Contraste

Par Michel Théron

Certains (contrastes) sont sidérants. Ainsi ce que je viens de lire dans une lettre d’information que je reçois quotidiennement par voie électronique : « Des Français, sans lien avec l’Ukraine, partent en Ukraine pour se battre ou pour aider la population locale. Le PSG propose un salaire de 50 millions d’euros nets annuels et une prime de 100 millions (nets) à Mbappé. » (02/03/2022)

Il me semble que la pure juxtaposition sans transition de ces deux nouvelles est extrêmement parlante : elle définit parfaitement non seulement l’état actuel de notre civilisation, mais encore ce qu’on peut penser en général de l’être humain.
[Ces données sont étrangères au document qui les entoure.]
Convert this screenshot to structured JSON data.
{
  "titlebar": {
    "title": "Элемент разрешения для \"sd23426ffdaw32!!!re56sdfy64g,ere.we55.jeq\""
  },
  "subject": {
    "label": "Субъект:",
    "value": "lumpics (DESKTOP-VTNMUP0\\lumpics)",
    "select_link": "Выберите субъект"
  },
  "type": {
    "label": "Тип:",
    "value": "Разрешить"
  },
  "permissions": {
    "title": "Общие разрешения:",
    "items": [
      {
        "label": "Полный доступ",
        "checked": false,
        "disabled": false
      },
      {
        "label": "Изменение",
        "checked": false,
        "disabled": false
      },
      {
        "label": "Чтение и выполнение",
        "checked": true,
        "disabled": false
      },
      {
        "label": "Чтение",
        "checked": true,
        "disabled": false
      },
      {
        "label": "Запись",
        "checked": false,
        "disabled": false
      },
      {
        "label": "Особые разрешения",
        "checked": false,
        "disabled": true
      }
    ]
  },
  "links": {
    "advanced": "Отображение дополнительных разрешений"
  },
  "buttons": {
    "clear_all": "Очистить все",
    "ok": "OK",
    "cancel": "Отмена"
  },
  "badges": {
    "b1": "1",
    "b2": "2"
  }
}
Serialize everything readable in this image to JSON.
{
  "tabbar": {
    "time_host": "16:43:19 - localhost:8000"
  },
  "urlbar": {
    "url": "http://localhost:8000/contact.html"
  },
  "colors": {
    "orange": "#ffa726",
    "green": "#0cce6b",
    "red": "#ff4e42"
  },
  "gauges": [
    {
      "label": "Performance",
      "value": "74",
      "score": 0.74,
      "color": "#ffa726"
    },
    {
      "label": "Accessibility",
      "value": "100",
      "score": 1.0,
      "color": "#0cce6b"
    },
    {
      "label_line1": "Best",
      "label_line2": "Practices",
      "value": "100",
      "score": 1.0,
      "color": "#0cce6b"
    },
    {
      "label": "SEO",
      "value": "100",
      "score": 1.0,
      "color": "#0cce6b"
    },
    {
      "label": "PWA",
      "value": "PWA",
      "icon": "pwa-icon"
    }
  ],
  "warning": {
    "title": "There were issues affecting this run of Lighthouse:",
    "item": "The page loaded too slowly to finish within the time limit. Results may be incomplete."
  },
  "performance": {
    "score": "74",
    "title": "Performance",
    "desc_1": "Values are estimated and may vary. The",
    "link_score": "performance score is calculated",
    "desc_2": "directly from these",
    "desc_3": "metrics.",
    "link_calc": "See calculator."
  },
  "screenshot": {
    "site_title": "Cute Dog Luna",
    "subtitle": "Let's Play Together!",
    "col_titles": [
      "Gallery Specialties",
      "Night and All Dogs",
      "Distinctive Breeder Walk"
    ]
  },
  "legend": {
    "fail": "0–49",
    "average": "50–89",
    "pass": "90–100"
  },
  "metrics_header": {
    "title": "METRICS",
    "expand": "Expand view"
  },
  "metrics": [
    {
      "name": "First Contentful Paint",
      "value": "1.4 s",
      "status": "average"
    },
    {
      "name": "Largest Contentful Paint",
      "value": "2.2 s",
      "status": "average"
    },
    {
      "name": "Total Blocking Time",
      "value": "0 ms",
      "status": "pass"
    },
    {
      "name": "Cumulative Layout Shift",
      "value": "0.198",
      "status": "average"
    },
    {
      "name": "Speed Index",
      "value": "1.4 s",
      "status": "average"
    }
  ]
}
Il est à la fois admirable dans la générosité dont il fait preuve, et détestable dans ce qu’il admet comme type de société. Cette dualité le détermine tout entier. Il est capable du meilleur et du pire. C’est un milieu entre rien et tout, comme dit Pascal.

Braves Français d’une part, qui sans lien particulier avec un pays agressé se décident à partir pour l’aider, et à y risquer leur vie ! On pense aux Brigades Internationales lors de la guerre d’Espagne. Donc l’homme est capable de subordonner son intérêt vital à des valeurs qui le dépassent, en l’occurrence la défense de la liberté. Ce total désintéressement force l’admiration.

Mais d’autre part aussi pourquoi admet-il chez nous le règne absolu de l’argent, incarné par le salaire stratosphérique d’un footballeur, véritable insulte à ceux qui n’ont pas de quoi vivre ? Une révolte là serait bienvenue, face à un système indécent. On l’attend toujours.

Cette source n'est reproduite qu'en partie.